Thinking about this time I think that this is what God always does. He watches and waits for the time to come and sometimes he watches beauty and sometime he does not, but always he watches, and when the times is right he acts and he is working his purposes out from year to year. I had never thought about what God does with the world when he is not dealing with people, with thinking beings. What did he do in the aeons before the founding of the world. The answer, I think, is very simple, he watched.

God in the Bible and in the experience of my heart is not a God of many words. In the Bible God never uses ten words where one would do. I admit that this is not always true. God’s silence is broken by action, and powerful action to, and speech. In Jesus, God spoke at length but still the Gospels leave the feeling of so many words unspoken, so many parables we wish could be more completely explained, so many pages that could be in there.
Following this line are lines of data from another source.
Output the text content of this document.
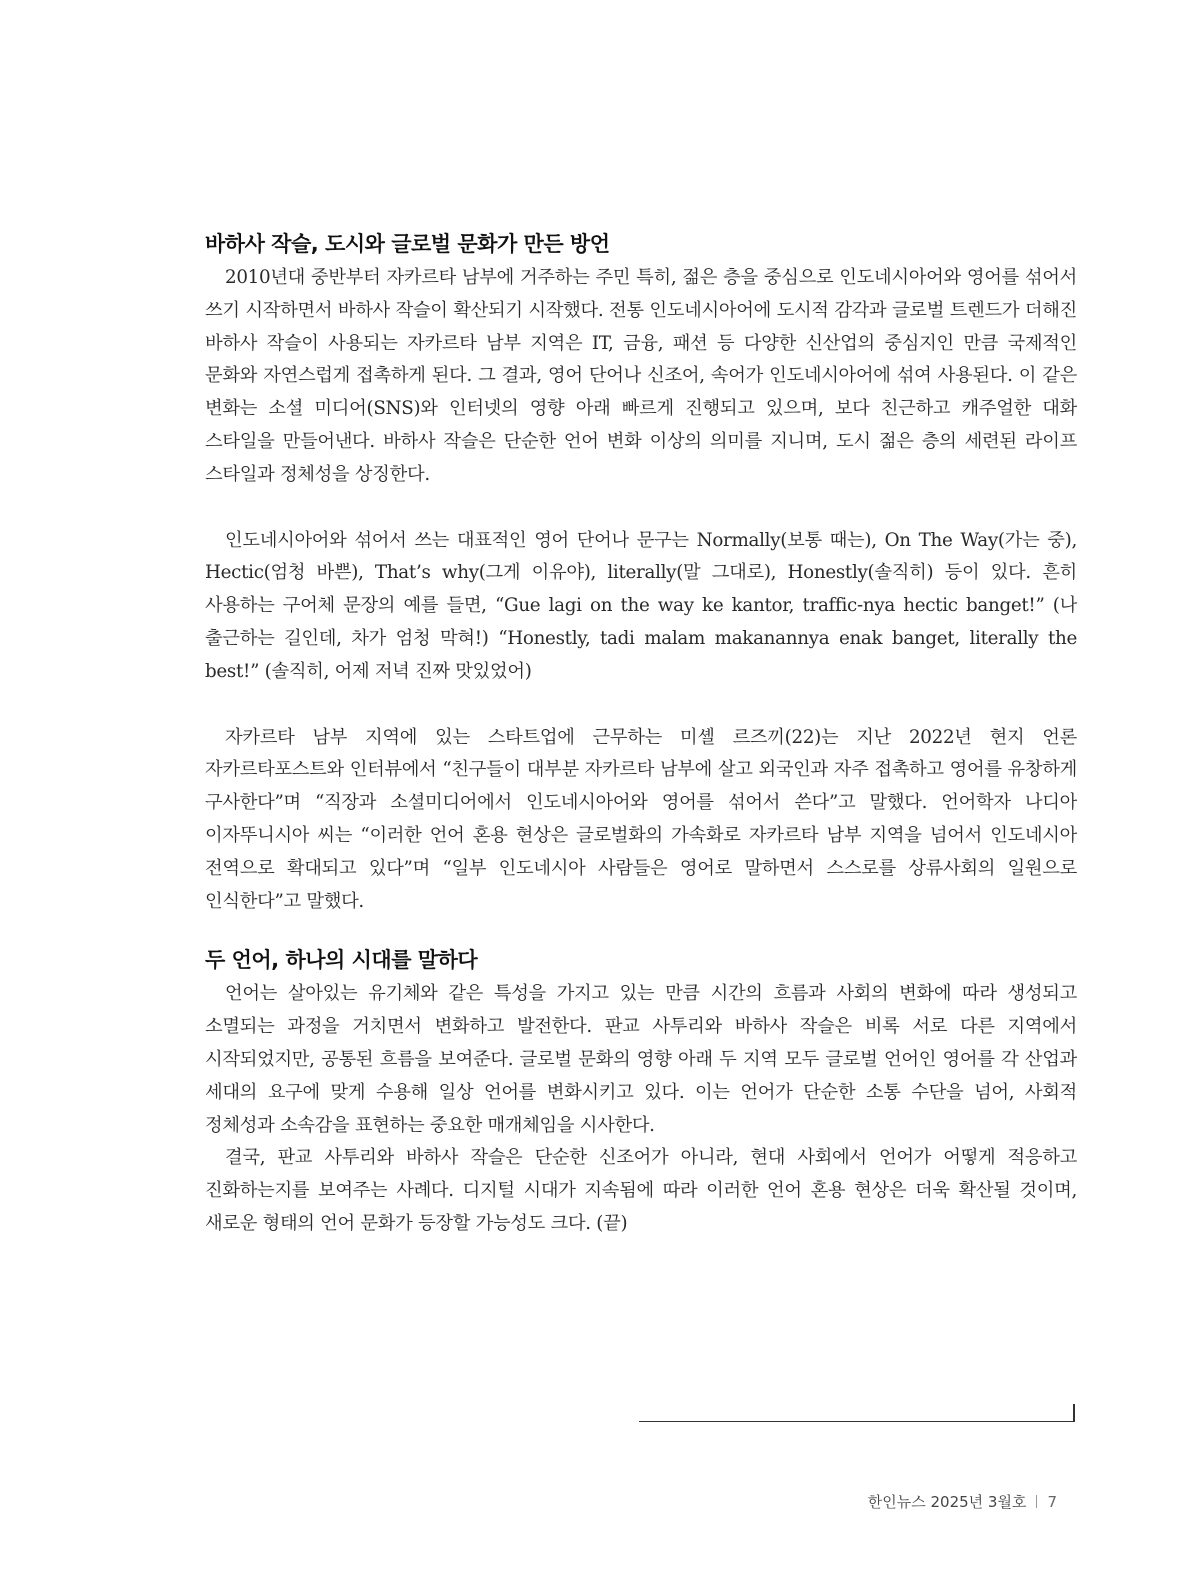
바하사 작슬, 도시와 글로벌 문화가 만든 방언

2010년대 중반부터 자카르타 남부에 거주하는 주민 특히, 젊은 층을 중심으로 인도네시아어와 영어를 섞어서 쓰기 시작하면서 바하사 작슬이 확산되기 시작했다. 전통 인도네시아어에 도시적 감각과 글로벌 트렌드가 더해진 바하사 작슬이 사용되는 자카르타 남부 지역은 IT, 금융, 패션 등 다양한 신산업의 중심지인 만큼 국제적인 문화와 자연스럽게 접촉하게 된다. 그 결과, 영어 단어나 신조어, 속어가 인도네시아어에 섞여 사용된다. 이 같은 변화는 소셜 미디어(SNS)와 인터넷의 영향 아래 빠르게 진행되고 있으며, 보다 친근하고 캐주얼한 대화 스타일을 만들어낸다. 바하사 작슬은 단순한 언어 변화 이상의 의미를 지니며, 도시 젊은 층의 세련된 라이프 스타일과 정체성을 상징한다.

인도네시아어와 섞어서 쓰는 대표적인 영어 단어나 문구는 Normally(보통 때는), On The Way(가는 중), Hectic(엄청 바쁜), That’s why(그게 이유야), literally(말 그대로), Honestly(솔직히) 등이 있다. 흔히 사용하는 구어체 문장의 예를 들면, “Gue lagi on the way ke kantor, traffic-nya hectic banget!” (나 출근하는 길인데, 차가 엄청 막혀!) “Honestly, tadi malam makanannya enak banget, literally the best!” (솔직히, 어제 저녁 진짜 맛있었어)

자카르타 남부 지역에 있는 스타트업에 근무하는 미셸 르즈끼(22)는 지난 2022년 현지 언론 자카르타포스트와 인터뷰에서 “친구들이 대부분 자카르타 남부에 살고 외국인과 자주 접촉하고 영어를 유창하게 구사한다”며 “직장과 소셜미디어에서 인도네시아어와 영어를 섞어서 쓴다”고 말했다. 언어학자 나디아 이자뚜니시아 씨는 “이러한 언어 혼용 현상은 글로벌화의 가속화로 자카르타 남부 지역을 넘어서 인도네시아 전역으로 확대되고 있다”며 “일부 인도네시아 사람들은 영어로 말하면서 스스로를 상류사회의 일원으로 인식한다”고 말했다.

두 언어, 하나의 시대를 말하다

언어는 살아있는 유기체와 같은 특성을 가지고 있는 만큼 시간의 흐름과 사회의 변화에 따라 생성되고 소멸되는 과정을 거치면서 변화하고 발전한다. 판교 사투리와 바하사 작슬은 비록 서로 다른 지역에서 시작되었지만, 공통된 흐름을 보여준다. 글로벌 문화의 영향 아래 두 지역 모두 글로벌 언어인 영어를 각 산업과 세대의 요구에 맞게 수용해 일상 언어를 변화시키고 있다. 이는 언어가 단순한 소통 수단을 넘어, 사회적 정체성과 소속감을 표현하는 중요한 매개체임을 시사한다.

결국, 판교 사투리와 바하사 작슬은 단순한 신조어가 아니라, 현대 사회에서 언어가 어떻게 적응하고 진화하는지를 보여주는 사례다. 디지털 시대가 지속됨에 따라 이러한 언어 혼용 현상은 더욱 확산될 것이며, 새로운 형태의 언어 문화가 등장할 가능성도 크다. (끝)

한인뉴스 2025년 3월호 7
Furthermore, my own explorations have led me into the search for stillness, in being able to move with rather than against the universe and God’s truth and the nature of what is valuable. It is a feeling of seeking a Taoist-like harmony with the universe, in Christian terms being in perfect obedience with the will and intentions of God. This is in terms of harmony and an important part of that harmony is both inner and bodily stillness and watching and waiting and acting when it is needed. In Taoist terms, doing by not doing. Actions, and powerful actions, puncture silence and watching. It is impossible, however, to underestimate the importance of watching and listening, and experiencing, for to do such a thing is to drink in the world as it moves around you.

Neither does it have to be contrary to God’s ever-activity and care. It is the nature of things that God pervades all. God acts constantly, both in his intercession in the world and through the constant over-flow of his Love into the world, that we call Grace. However, in any particular strand of existence, viewing any particular slice of time, looking at all the places in the cosmos, overwhelmingly in terms of their number God watches and does not directly act, although still his love and compassion overflow, as we know that we can merely watch someone and yet still our love and care can flow onto them.